Em ciência, de forma resumida, para algo ser considerado causa de uma disfunção/doença ele necessita de diversas associações somadas entre si, ou seja, diversos critérios que vão se acumulando. Quando na prática clínica, afirmamos para o paciente que algo “causa” seu problema estamos querendo dizer que existe um fator único, dentre inúmeras probabilidades físico-química-biológica-psico-social-cultural de aquilo desencadear uma disfunção/doença. Algo muito difícil de acontecer em nosso estilo de vida caótico. Por isso chegar na causa nem sempre é tão simples assim, pois, diversas variáveis se confundem. O assunto causalidade é um assunto complexo que demandaria mais um ou dois textos sobre o assunto, por isso, pesquise sobre os critérios de Bradford Hill´s, se desejar saber mais sobre isso, por enquanto (1).

Existem dois estudos que mostram associação significativa entre o sentar e a dor lombar. Um estudo de 2015, encontrou associação entre o tempo que se passa sentado com alta intensidade da dor lombar em alguns tipos de trabalhadores. Apesar de interessante, ainda não é muita coisa, já que o estudo é transversal, ou seja, dentre muitas variáveis, o ato de ficar sentado exerce certa influência, em um determinado momento, mas não é de forma alguma fator decisivo para gerar o problema (2). Outro estudo de 2017, mostrou que em pessoas que realizavam diversas atividades durante um período de 24 horas, a única atividade associada de forma significativa a aumento na dor lombar foi o ficar sentado por mais de 6 horas. Porém, quando olhamos a estatística vemos que existe uma variação razoável no odds ratio (OR 4.2, 95% CI 1.9-9.1; p < 0.001), o que mais uma vez diminui as chances de  causalidade (3).

Ao analisar evidências de nível metodológico mais alto, a associação entre sentar e dor lombar também foi muito fraca ou inexistente, como no caso de 3 revisões sistemáticas sobre o assunto (4, 5, 6).

Assim, com 2 artigos mostrando uma pequena associação e com 3 revisões sistemáticas com associações fracas ou inexistentes, podemos afirmar que até este momento, não existem evidências científicas suficientes de que ficar sentado seja causa da dor lombar. Então, a ideia de que sentar-se no trabalho causa dor lombar torna-se basicamente um mito. Mas como surgiu essa ideia? Aparentemente esse conceito, pelo menos em parte, surgiu de duas fontes muito citadas.

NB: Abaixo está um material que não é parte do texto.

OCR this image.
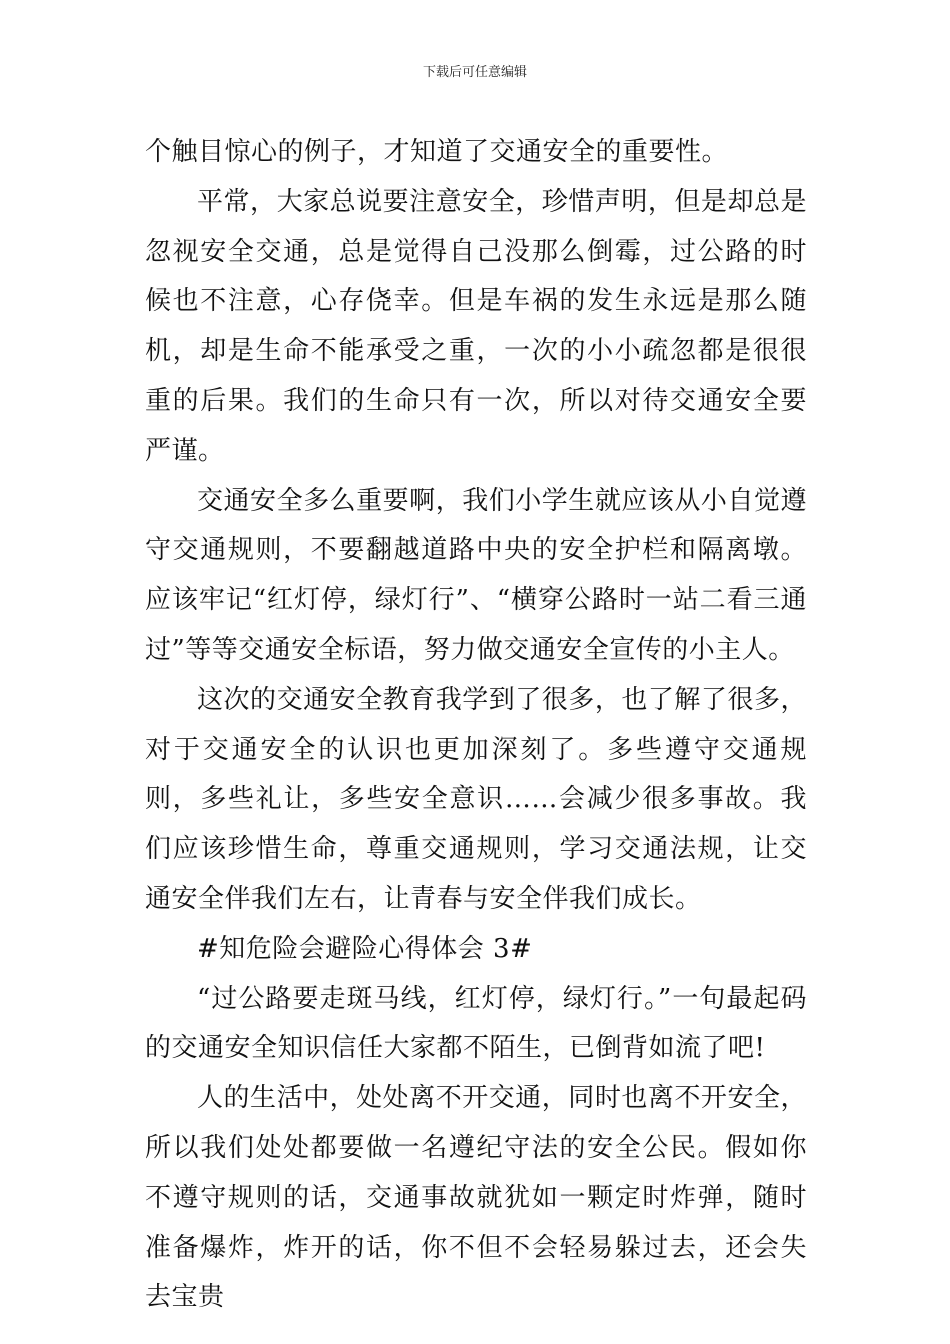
下载后可任意编辑

个触目惊心的例子，才知道了交通安全的重要性。

平常，大家总说要注意安全，珍惜声明，但是却总是忽视安全交通，总是觉得自己没那么倒霉，过公路的时候也不注意，心存侥幸。但是车祸的发生永远是那么随机，却是生命不能承受之重，一次的小小疏忽都是很很重的后果。我们的生命只有一次，所以对待交通安全要严谨。

交通安全多么重要啊，我们小学生就应该从小自觉遵守交通规则，不要翻越道路中央的安全护栏和隔离墩。应该牢记“红灯停，绿灯行”、“横穿公路时一站二看三通过”等等交通安全标语，努力做交通安全宣传的小主人。

这次的交通安全教育我学到了很多，也了解了很多，对于交通安全的认识也更加深刻了。多些遵守交通规则，多些礼让，多些安全意识……会减少很多事故。我们应该珍惜生命，尊重交通规则，学习交通法规，让交通安全伴我们左右，让青春与安全伴我们成长。

#知危险会避险心得体会 3#

“过公路要走斑马线，红灯停，绿灯行。”一句最起码的交通安全知识信任大家都不陌生，已倒背如流了吧!

人的生活中，处处离不开交通，同时也离不开安全，所以我们处处都要做一名遵纪守法的安全公民。假如你不遵守规则的话，交通事故就犹如一颗定时炸弹，随时准备爆炸，炸开的话，你不但不会轻易躲过去，还会失去宝贵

Primeiro, Alf Nachemson na década de 1960 publicou extensivamente sobre condições de pressão no disco intervertebral humano. Usando medições in vivo, mostrou que a carga total na coluna enquanto sentado aumenta em cerca de 38% em comparação com a posição de pé em adultos jovens. Suas medições foram, no entanto, realizadas apenas no disco da vértebra L3, e em menor grau, nos discos de L4 em indivíduos com discografia normal e sem achados radiológicos anormais. Além disso, essas medidas NÃO foram correlacionadas com achados de dor e o próprio Nachemson não propôs que fosse um fator de risco para dor lombar (7). Você pode não ter lido esse estudo, mas já viu a sua imagem. Se digitar no Google Imagens “pressão no disco intervertebral” a imagem do estudo será a primeira a aparecer e se repetirá em diversos links. De forma mais clara, ninguém disse que aumentar a pressão no disco seja causa de dor lombar, mas a informação viralizou-se, pelo que parece, pelo apelo da imagem.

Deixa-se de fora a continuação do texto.